One of the primary origins of Scrum is “The New New Product Development Game” by Hirotaka Takeuchi and Ikujiro Nonaka, published in the Harvard Business Review in 1986. This is the article in which the contrast is made between a traditional sequential or “relay race” approach and a holistic or “rugby” approach. Hence the name Scrum was derived. As part of their explanation of the differences between the approaches, the authors describe three types of approach:
- Type A – single phases, proceeding exactly sequential
- Type B – single phases, overlapping at their borders
- Type C – multiple phases, overlapping each other
The Type C diagram was in my mind when I was putting together the diagrams towards the end of The Anatomy of an MMF, and I think this approach actually describes a Kanban based approach pretty accurately, where we recognise and allow phases to exists as necessary, but at the same time encourage whole team collaboration.

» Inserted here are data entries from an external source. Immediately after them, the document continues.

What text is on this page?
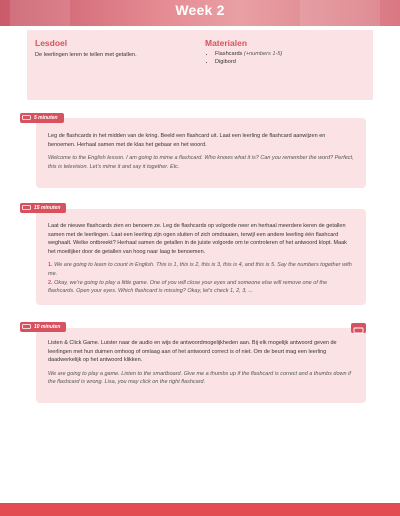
Week 2
Lesdoel

De leerlingen leren te tellen met getallen.

Materialen
• Flashcards (+numbers 1-5)
• Digibord

Leg de flashcards in het midden van de kring. Beeld een flashcard uit. Laat een leerling de flashcard aanwijzen en benoemen. Herhaal samen met de klas het gebaar en het woord.

Welcome to the English lesson. I am going to mime a flashcard. Who knows what it is? Can you remember the word? Perfect, this is television. Let’s mime it and say it together. Etc.

5 minuten

Laat de nieuwe flashcards zien en benoem ze. Leg de flashcards op volgorde neer en herhaal meerdere keren de getallen samen met de leerlingen. Laat een leerling zijn ogen sluiten of zich omdraaien, terwijl een andere leerling één flashcard weghaalt. Welke ontbreekt? Herhaal samen de getallen in de juiste volgorde om te controleren of het antwoord klopt. Maak het moeilijker door de getallen van hoog naar laag te benoemen.

1. We are going to learn to count in English. This is 1, this is 2, this is 3, this is 4, and this is 5. Say the numbers together with me.

2. Okay, we’re going to play a little game. One of you will close your eyes and someone else will remove one of the flashcards. Open your eyes. Which flashcard is missing? Okay, let’s check 1, 2, 3, ...

15 minuten

Listen & Click Game. Luister naar de audio en wijs de antwoordmogelijkheden aan. Bij elk mogelijk antwoord geven de leerlingen met hun duimen omhoog of omlaag aan of het antwoord correct is of niet. Om de beurt mag een leerling daadwerkelijk op het antwoord klikken.

We are going to play a game. Listen to the smartboard. Give me a thumbs up if the flashcard is correct and a thumbs down if the flashcard is wrong. Lisa, you may click on the right flashcard.

10 minuten
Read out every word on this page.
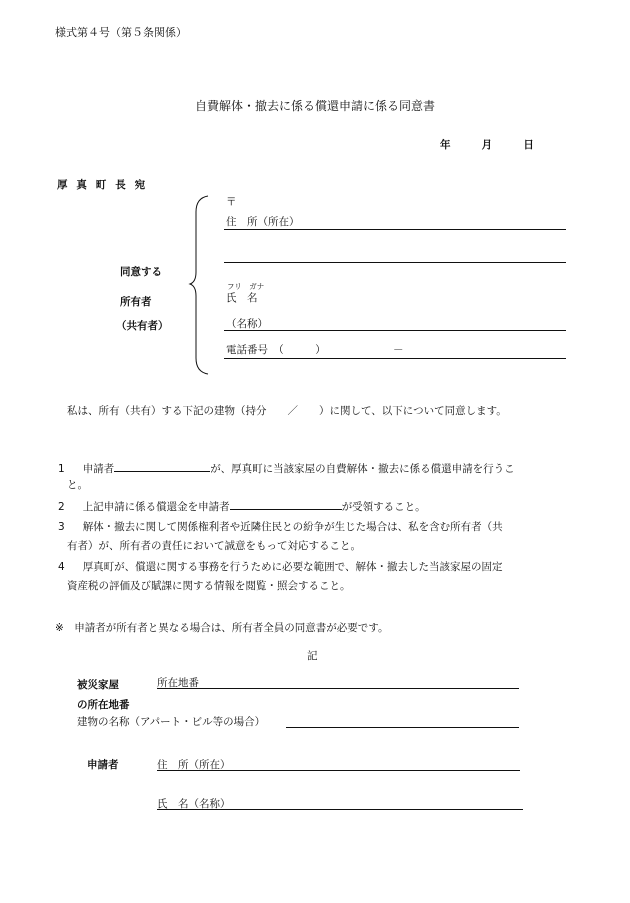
様式第４号（第５条関係）
自費解体・撤去に係る償還申請に係る同意書
年	月	日
厚 真 町 長 宛
同意する
所有者
（共有者）
〒
住　所（所在）
フリ　ガナ
氏　名
（名称）
電話番号　（　　　）	－
私は、所有（共有）する下記の建物（持分　　／　　）に関して、以下について同意します。
1 申請者	が、厚真町に当該家屋の自費解体・撤去に係る償還申請を行うこ
と。
2 上記申請に係る償還金を申請者	が受領すること。
3 解体・撤去に関して関係権利者や近隣住民との紛争が生じた場合は、私を含む所有者（共
有者）が、所有者の責任において誠意をもって対応すること。
4 厚真町が、償還に関する事務を行うために必要な範囲で、解体・撤去した当該家屋の固定
資産税の評価及び賦課に関する情報を閲覧・照会すること。
※　申請者が所有者と異なる場合は、所有者全員の同意書が必要です。
記
被災家屋
の所在地番
所在地番
建物の名称（アパート・ビル等の場合）
申請者	住　所（所在）
氏　名（名称）
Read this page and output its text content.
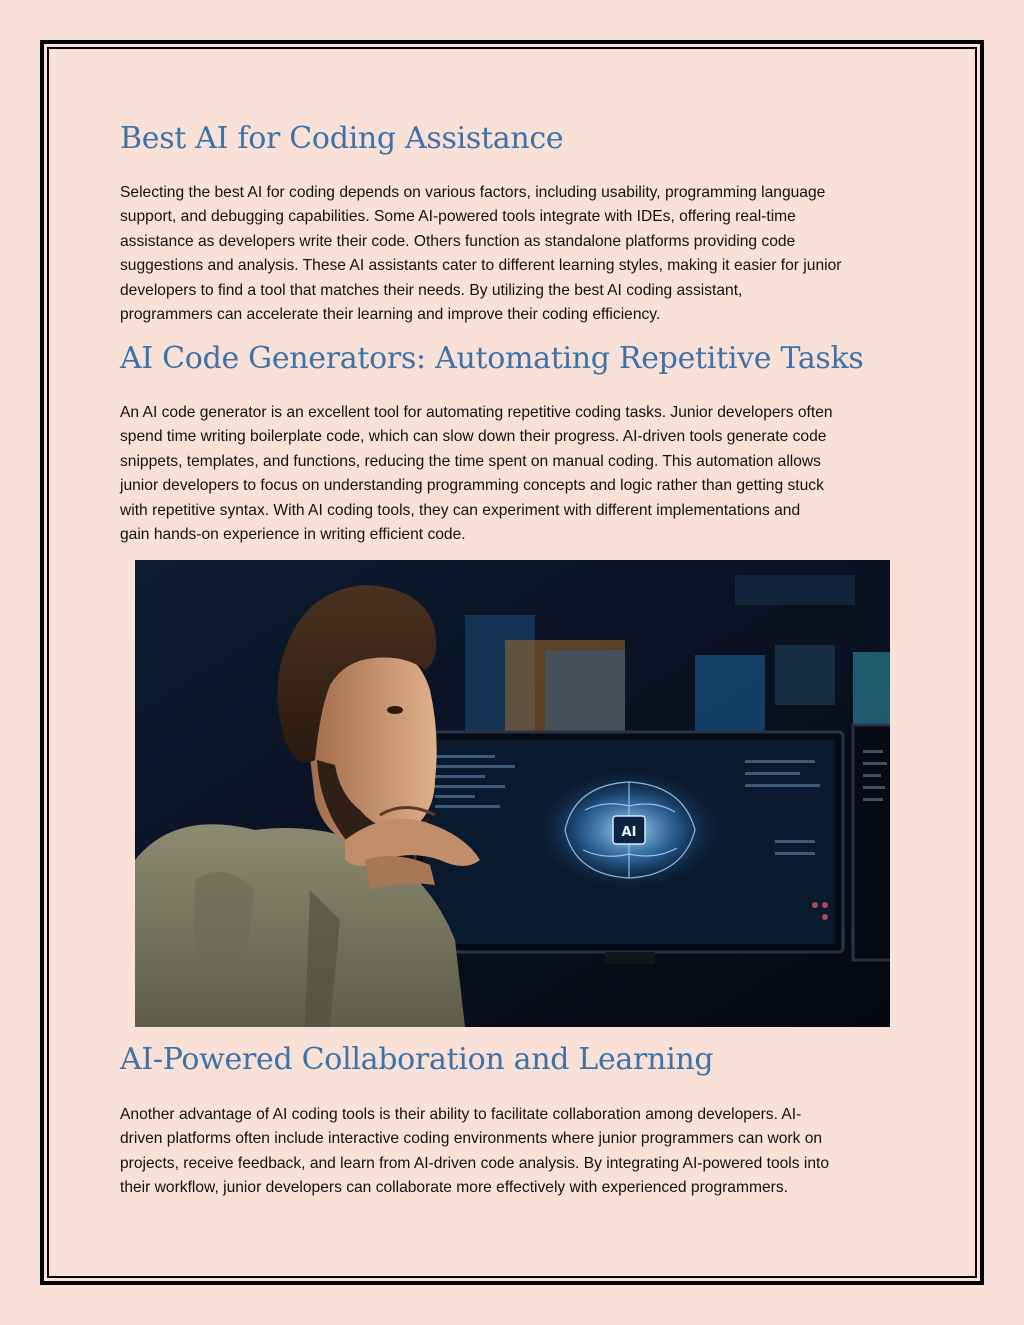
Best AI for Coding Assistance

Selecting the best AI for coding depends on various factors, including usability, programming language
support, and debugging capabilities. Some AI-powered tools integrate with IDEs, offering real-time
assistance as developers write their code. Others function as standalone platforms providing code
suggestions and analysis. These AI assistants cater to different learning styles, making it easier for junior
developers to find a tool that matches their needs. By utilizing the best AI coding assistant,
programmers can accelerate their learning and improve their coding efficiency.

AI Code Generators: Automating Repetitive Tasks

An AI code generator is an excellent tool for automating repetitive coding tasks. Junior developers often
spend time writing boilerplate code, which can slow down their progress. AI-driven tools generate code
snippets, templates, and functions, reducing the time spent on manual coding. This automation allows
junior developers to focus on understanding programming concepts and logic rather than getting stuck
with repetitive syntax. With AI coding tools, they can experiment with different implementations and
gain hands-on experience in writing efficient code.

AI
AI-Powered Collaboration and Learning

Another advantage of AI coding tools is their ability to facilitate collaboration among developers. AI-
driven platforms often include interactive coding environments where junior programmers can work on
projects, receive feedback, and learn from AI-driven code analysis. By integrating AI-powered tools into
their workflow, junior developers can collaborate more effectively with experienced programmers.
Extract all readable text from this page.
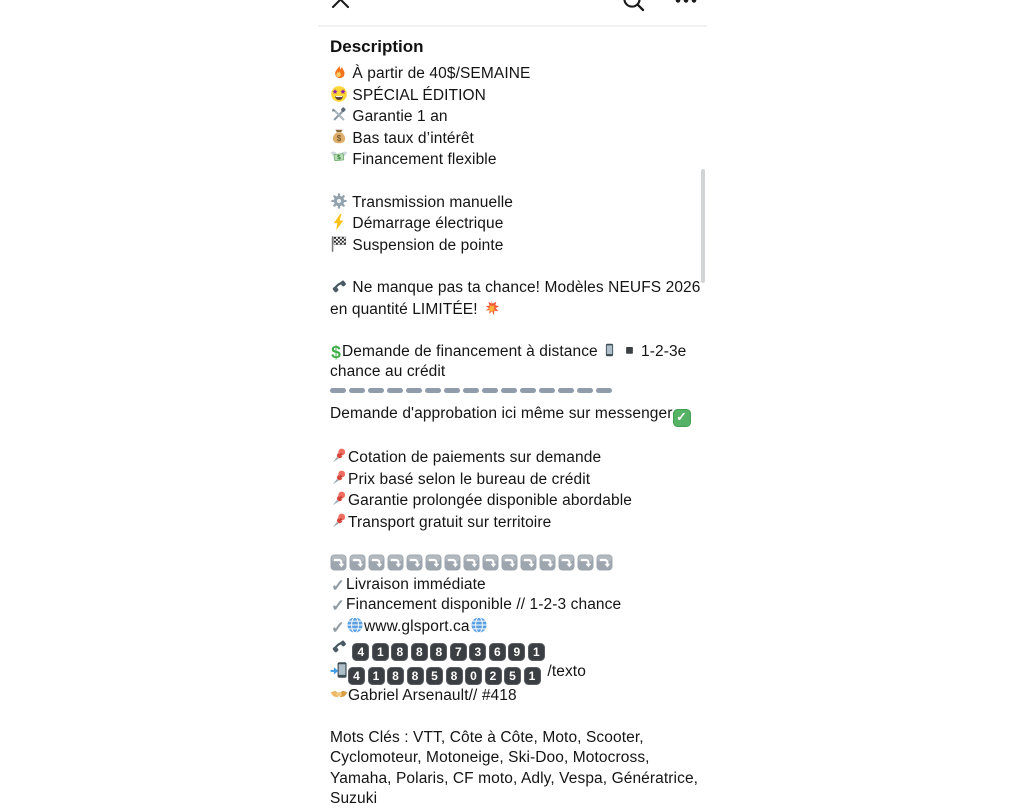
Description
À partir de 40$/SEMAINE
SPÉCIAL ÉDITION
Garantie 1 an
$ Bas taux d’intérêt
$ Financement flexible

Transmission manuelle
Démarrage électrique
Suspension de pointe

Ne manque pas ta chance! Modèles NEUFS 2026
en quantité LIMITÉE!

$Demande de financement à distance   1-2-3e
chance au crédit
Demande d'approbation ici même sur messenger ✓

Cotation de paiements sur demande
Prix basé selon le bureau de crédit
Garantie prolongée disponible abordable
Transport gratuit sur territoire

✓Livraison immédiate
✓Financement disponible // 1-2-3 chance
✓ www.glsport.ca
4 1 8 8 8 7 3 6 9 1
4 1 8 8 5 8 0 2 5 1 /texto
Gabriel Arsenault// #418

Mots Clés : VTT, Côte à Côte, Moto, Scooter,
Cyclomoteur, Motoneige, Ski-Doo, Motocross,
Yamaha, Polaris, CF moto, Adly, Vespa, Génératrice,
Suzuki
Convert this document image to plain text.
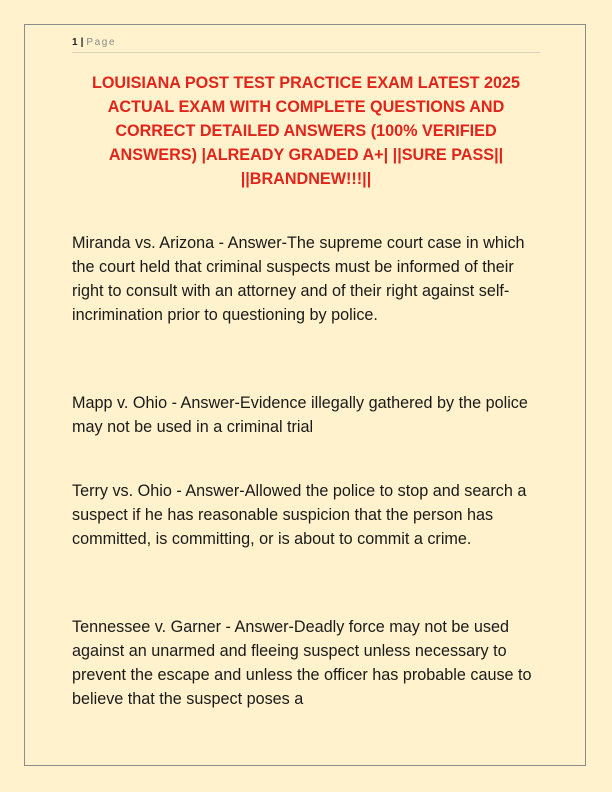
1 | Page
LOUISIANA POST TEST PRACTICE EXAM LATEST 2025 ACTUAL EXAM WITH COMPLETE QUESTIONS AND CORRECT DETAILED ANSWERS (100% VERIFIED ANSWERS) |ALREADY GRADED A+| ||SURE PASS|| ||BRANDNEW!!!||

Miranda vs. Arizona - Answer-The supreme court case in which the court held that criminal suspects must be informed of their right to consult with an attorney and of their right against self-incrimination prior to questioning by police.

Mapp v. Ohio - Answer-Evidence illegally gathered by the police may not be used in a criminal trial

Terry vs. Ohio - Answer-Allowed the police to stop and search a suspect if he has reasonable suspicion that the person has committed, is committing, or is about to commit a crime.

Tennessee v. Garner - Answer-Deadly force may not be used against an unarmed and fleeing suspect unless necessary to prevent the escape and unless the officer has probable cause to believe that the suspect poses a
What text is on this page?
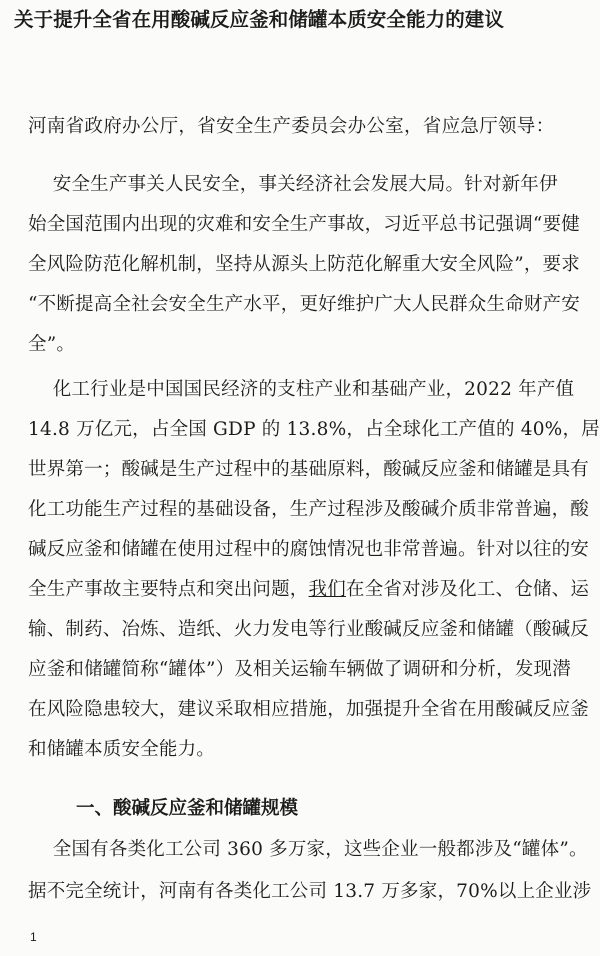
关于提升全省在用酸碱反应釜和储罐本质安全能力的建议
河南省政府办公厅，省安全生产委员会办公室，省应急厅领导：
　 安全生产事关人民安全，事关经济社会发展大局。针对新年伊
始全国范围内出现的灾难和安全生产事故，习近平总书记强调“要健
全风险防范化解机制，坚持从源头上防范化解重大安全风险”，要求
“不断提高全社会安全生产水平，更好维护广大人民群众生命财产安
全”。
　 化工行业是中国国民经济的支柱产业和基础产业，2022 年产值
14.8 万亿元，占全国 GDP 的 13.8%，占全球化工产值的 40%，居
世界第一；酸碱是生产过程中的基础原料，酸碱反应釜和储罐是具有
化工功能生产过程的基础设备，生产过程涉及酸碱介质非常普遍，酸
碱反应釜和储罐在使用过程中的腐蚀情况也非常普遍。针对以往的安
全生产事故主要特点和突出问题，我们在全省对涉及化工、仓储、运
输、制药、冶炼、造纸、火力发电等行业酸碱反应釜和储罐（酸碱反
应釜和储罐简称“罐体”）及相关运输车辆做了调研和分析，发现潜
在风险隐患较大，建议采取相应措施，加强提升全省在用酸碱反应釜
和储罐本质安全能力。
一、酸碱反应釜和储罐规模
　 全国有各类化工公司 360 多万家，这些企业一般都涉及“罐体”。
据不完全统计，河南有各类化工公司 13.7 万多家，70%以上企业涉
1
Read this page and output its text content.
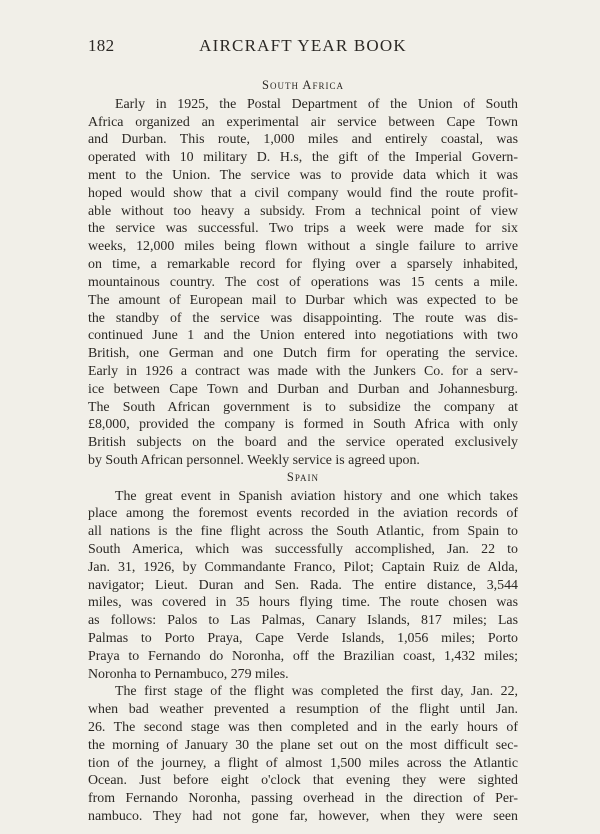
182	AIRCRAFT YEAR BOOK
South Africa
Early in 1925, the Postal Department of the Union of South
Africa organized an experimental air service between Cape Town
and Durban. This route, 1,000 miles and entirely coastal, was
operated with 10 military D. H.s, the gift of the Imperial Govern-
ment to the Union. The service was to provide data which it was
hoped would show that a civil company would find the route profit-
able without too heavy a subsidy. From a technical point of view
the service was successful. Two trips a week were made for six
weeks, 12,000 miles being flown without a single failure to arrive
on time, a remarkable record for flying over a sparsely inhabited,
mountainous country. The cost of operations was 15 cents a mile.
The amount of European mail to Durbar which was expected to be
the standby of the service was disappointing. The route was dis-
continued June 1 and the Union entered into negotiations with two
British, one German and one Dutch firm for operating the service.
Early in 1926 a contract was made with the Junkers Co. for a serv-
ice between Cape Town and Durban and Durban and Johannesburg.
The South African government is to subsidize the company at
£8,000, provided the company is formed in South Africa with only
British subjects on the board and the service operated exclusively
by South African personnel. Weekly service is agreed upon.
Spain
The great event in Spanish aviation history and one which takes
place among the foremost events recorded in the aviation records of
all nations is the fine flight across the South Atlantic, from Spain to
South America, which was successfully accomplished, Jan. 22 to
Jan. 31, 1926, by Commandante Franco, Pilot; Captain Ruiz de Alda,
navigator; Lieut. Duran and Sen. Rada. The entire distance, 3,544
miles, was covered in 35 hours flying time. The route chosen was
as follows: Palos to Las Palmas, Canary Islands, 817 miles; Las
Palmas to Porto Praya, Cape Verde Islands, 1,056 miles; Porto
Praya to Fernando do Noronha, off the Brazilian coast, 1,432 miles;
Noronha to Pernambuco, 279 miles.
The first stage of the flight was completed the first day, Jan. 22,
when bad weather prevented a resumption of the flight until Jan.
26. The second stage was then completed and in the early hours of
the morning of January 30 the plane set out on the most difficult sec-
tion of the journey, a flight of almost 1,500 miles across the Atlantic
Ocean. Just before eight o'clock that evening they were sighted
from Fernando Noronha, passing overhead in the direction of Per-
nambuco. They had not gone far, however, when they were seen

Jeff Sutherland has also reinterpreted the classifications to describe how Scrum’s Sprints progress:
- Type A – single Sprints, proceeding exactly sequential
- Type B – single Sprints, overlapping at their borders
- Type C – multiple Sprints, overlapping each other
Another way of describing this evolution could be to say that Type C is multiple, overlapping MMFs, where each MMF is variable length and not time-boxed. Its worth noting that The New New Product Development Game makes no mention of time-boxes!